The dump has been saved as file sample/large/svd


- - - - - - - - - - - - - - - - - - - - - - - - - - - - - - .

 ### 3.2 SVD -  with Implicit feedback of Items(movies)

In [27]:
# from surprise import SVDpp

- __ Predicted Rating : __ 
    - $ \large \hat{r}_{ui} = \mu + b_u + b_i + q_i^T\left(p_u +
    |I_u|^{-\frac{1}{2}} \sum_{j \in I_u}y_j\right) $ 
 


 - $ \pmb{I_u}$ --- the set of all items rated by user u

- $\pmb{y_j}$ --- Our new set of item factors that capture implicit ratings.  

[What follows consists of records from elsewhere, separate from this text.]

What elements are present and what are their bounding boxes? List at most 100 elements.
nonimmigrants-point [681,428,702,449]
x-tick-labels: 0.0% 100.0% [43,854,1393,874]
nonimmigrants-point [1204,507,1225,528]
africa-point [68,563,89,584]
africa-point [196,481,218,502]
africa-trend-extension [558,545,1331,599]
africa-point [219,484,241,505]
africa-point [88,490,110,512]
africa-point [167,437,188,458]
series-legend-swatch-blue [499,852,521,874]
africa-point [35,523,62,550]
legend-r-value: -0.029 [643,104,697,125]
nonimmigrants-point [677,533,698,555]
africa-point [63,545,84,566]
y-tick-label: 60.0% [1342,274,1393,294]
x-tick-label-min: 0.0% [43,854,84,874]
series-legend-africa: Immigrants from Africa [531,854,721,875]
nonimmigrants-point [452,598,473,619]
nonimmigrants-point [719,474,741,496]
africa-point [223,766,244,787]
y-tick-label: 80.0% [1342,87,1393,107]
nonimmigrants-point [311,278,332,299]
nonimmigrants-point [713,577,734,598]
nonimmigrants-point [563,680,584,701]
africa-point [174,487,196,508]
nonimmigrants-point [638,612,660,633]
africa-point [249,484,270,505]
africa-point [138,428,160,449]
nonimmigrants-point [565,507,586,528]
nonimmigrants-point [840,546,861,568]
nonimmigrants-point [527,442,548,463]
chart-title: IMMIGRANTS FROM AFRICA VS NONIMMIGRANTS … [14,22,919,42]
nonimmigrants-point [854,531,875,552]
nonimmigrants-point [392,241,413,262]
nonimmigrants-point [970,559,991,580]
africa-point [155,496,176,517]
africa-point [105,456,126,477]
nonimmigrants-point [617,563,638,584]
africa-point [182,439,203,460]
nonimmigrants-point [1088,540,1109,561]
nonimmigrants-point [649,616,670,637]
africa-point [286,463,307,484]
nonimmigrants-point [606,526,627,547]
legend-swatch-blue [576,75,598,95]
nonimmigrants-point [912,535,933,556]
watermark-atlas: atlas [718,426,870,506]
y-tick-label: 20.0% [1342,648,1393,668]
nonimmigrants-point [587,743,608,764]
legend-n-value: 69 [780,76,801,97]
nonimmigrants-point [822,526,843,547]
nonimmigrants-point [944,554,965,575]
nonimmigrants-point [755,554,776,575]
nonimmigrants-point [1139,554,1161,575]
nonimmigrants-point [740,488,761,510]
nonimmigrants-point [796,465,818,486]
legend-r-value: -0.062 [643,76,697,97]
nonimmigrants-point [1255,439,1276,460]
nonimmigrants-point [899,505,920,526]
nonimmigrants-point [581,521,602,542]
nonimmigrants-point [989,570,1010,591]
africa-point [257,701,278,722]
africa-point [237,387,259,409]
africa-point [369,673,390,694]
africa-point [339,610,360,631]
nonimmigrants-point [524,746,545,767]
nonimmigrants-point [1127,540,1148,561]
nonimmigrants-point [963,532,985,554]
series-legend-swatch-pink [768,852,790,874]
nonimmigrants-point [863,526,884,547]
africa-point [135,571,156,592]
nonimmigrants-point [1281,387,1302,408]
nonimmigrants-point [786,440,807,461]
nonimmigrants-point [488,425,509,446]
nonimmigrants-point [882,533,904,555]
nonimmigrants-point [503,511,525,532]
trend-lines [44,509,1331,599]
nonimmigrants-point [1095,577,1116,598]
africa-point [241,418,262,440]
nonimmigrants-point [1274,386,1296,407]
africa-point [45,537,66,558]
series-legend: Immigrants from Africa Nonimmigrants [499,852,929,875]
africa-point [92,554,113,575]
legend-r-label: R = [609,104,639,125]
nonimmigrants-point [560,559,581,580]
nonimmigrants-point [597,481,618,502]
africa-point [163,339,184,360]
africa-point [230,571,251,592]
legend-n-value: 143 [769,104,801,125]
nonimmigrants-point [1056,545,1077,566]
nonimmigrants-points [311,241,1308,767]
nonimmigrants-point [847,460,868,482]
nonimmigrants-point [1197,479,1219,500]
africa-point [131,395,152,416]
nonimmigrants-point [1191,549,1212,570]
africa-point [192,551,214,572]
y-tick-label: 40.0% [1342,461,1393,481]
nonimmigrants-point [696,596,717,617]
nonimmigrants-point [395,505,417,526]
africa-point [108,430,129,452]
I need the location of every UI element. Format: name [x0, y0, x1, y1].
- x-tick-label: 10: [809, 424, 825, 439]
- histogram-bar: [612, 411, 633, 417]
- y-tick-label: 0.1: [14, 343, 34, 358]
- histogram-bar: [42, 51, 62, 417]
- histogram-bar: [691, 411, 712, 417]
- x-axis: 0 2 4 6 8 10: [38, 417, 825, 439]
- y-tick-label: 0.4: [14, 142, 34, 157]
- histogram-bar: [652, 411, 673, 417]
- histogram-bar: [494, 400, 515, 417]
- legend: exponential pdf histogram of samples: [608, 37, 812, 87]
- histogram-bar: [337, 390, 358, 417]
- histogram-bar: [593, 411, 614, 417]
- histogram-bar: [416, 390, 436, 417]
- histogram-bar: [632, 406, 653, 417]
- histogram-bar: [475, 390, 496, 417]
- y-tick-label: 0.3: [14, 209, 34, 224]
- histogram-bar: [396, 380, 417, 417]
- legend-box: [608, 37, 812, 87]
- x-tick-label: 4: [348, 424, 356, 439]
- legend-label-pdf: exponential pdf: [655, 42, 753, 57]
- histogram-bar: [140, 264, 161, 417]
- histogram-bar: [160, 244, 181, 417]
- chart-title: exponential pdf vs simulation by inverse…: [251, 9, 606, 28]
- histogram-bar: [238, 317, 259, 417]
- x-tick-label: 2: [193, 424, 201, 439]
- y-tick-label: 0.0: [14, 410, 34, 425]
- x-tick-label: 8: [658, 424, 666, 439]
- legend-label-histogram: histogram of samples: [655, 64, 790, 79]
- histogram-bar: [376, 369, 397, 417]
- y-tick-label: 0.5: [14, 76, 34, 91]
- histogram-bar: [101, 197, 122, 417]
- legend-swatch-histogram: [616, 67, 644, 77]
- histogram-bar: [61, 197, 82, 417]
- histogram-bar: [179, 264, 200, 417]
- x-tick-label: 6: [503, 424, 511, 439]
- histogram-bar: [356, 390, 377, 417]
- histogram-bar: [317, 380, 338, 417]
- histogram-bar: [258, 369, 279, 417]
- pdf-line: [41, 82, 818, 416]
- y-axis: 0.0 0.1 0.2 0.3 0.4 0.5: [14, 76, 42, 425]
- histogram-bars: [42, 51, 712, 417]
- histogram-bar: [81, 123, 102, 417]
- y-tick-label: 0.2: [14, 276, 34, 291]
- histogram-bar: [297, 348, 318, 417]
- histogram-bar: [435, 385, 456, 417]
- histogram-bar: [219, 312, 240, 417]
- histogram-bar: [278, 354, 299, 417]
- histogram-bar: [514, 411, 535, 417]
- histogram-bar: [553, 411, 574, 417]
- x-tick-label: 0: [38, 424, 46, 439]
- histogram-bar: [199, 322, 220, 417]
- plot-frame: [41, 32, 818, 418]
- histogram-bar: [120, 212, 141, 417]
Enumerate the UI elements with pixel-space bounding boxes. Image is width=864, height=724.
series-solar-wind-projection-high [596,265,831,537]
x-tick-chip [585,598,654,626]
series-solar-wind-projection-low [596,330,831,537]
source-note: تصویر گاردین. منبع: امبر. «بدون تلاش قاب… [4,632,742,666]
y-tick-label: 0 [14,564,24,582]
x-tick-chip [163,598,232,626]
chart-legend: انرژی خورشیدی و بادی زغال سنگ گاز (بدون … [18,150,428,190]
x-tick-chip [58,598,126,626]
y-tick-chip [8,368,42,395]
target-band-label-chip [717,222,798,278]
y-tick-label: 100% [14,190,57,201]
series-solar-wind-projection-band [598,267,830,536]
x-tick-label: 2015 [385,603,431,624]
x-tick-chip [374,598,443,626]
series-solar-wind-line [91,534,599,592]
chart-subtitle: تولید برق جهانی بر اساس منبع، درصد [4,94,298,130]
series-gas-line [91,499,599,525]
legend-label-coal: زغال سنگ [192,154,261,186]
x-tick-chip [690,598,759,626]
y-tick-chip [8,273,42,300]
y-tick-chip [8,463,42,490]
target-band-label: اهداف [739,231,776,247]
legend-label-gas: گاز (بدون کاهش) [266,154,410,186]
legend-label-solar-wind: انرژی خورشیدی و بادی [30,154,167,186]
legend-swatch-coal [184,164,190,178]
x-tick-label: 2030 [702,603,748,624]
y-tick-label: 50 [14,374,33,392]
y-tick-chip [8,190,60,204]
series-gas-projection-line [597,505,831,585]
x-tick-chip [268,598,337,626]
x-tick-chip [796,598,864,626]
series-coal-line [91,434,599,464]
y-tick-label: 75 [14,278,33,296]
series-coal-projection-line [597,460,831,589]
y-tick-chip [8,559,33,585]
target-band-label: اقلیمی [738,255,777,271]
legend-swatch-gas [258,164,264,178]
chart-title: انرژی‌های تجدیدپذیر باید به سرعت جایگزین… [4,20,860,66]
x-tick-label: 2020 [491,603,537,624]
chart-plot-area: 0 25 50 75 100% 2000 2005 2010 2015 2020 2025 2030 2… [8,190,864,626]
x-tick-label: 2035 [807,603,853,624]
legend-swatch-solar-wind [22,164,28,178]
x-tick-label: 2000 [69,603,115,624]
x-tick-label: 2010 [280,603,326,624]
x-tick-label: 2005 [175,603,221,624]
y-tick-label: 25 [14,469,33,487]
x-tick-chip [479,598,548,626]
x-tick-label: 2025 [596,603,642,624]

- __Optimization problem with user item interactions and regularization (to avoid overfitting)__ 


   
- $ \Large \sum_{r_{ui} \in R_{train}} \left(r_{ui} - \hat{r}_{ui} \right)^2 +
\lambda\left(b_i^2 + b_u^2 + ||q_i||^2 + ||p_u||^2 + y_j^2\right) $ 

In [None]:
# svdpp = SVDpp(n_factors=20, random_state=15, verbose=True)
# svdpp_train_results, svdpp_test_results = run_surprise(svdpp, trainset, testset)

# models_evaluation_train['svdpp'] = svdpp_train_results
# models_evaluation_test['svdpp'] = svdpp_test_results

# models_evaluation_test['svdpp']

- - - - - - - - - - - - - - - - - - - - - - - - - - - - - - .

## Test data metrics of models that we have trained so far 

In [11]:
pd.DataFrame(models_evaluation_test)

Unnamed: 0,bsl_algo,knn_bsl_m,svd
mape,30.902834,30.145679,29.491244
rmse,1.0052,0.998457,0.986832


- - - - - - - - - - - - - - - - - - - - - - - - - - - - .
 
- - - - - - - - - - - - - - - - - - - - - - - - - - - - .
 

### Final thoughts on the problem :

- > We didn't do KNN with User_User similarity and SVD++, because of memory or/and time constraints.


- > But we already proved that ( with small and medium samples ), if we blend all the models (including svd++ and Knn_UU_sim), with XGBoost, we can __furthur reduce the rmse__. 

- > If we do that, I am very much confident that we can get __rmse of our final model__ less than __0.9514 (rmse of Cinematch)__.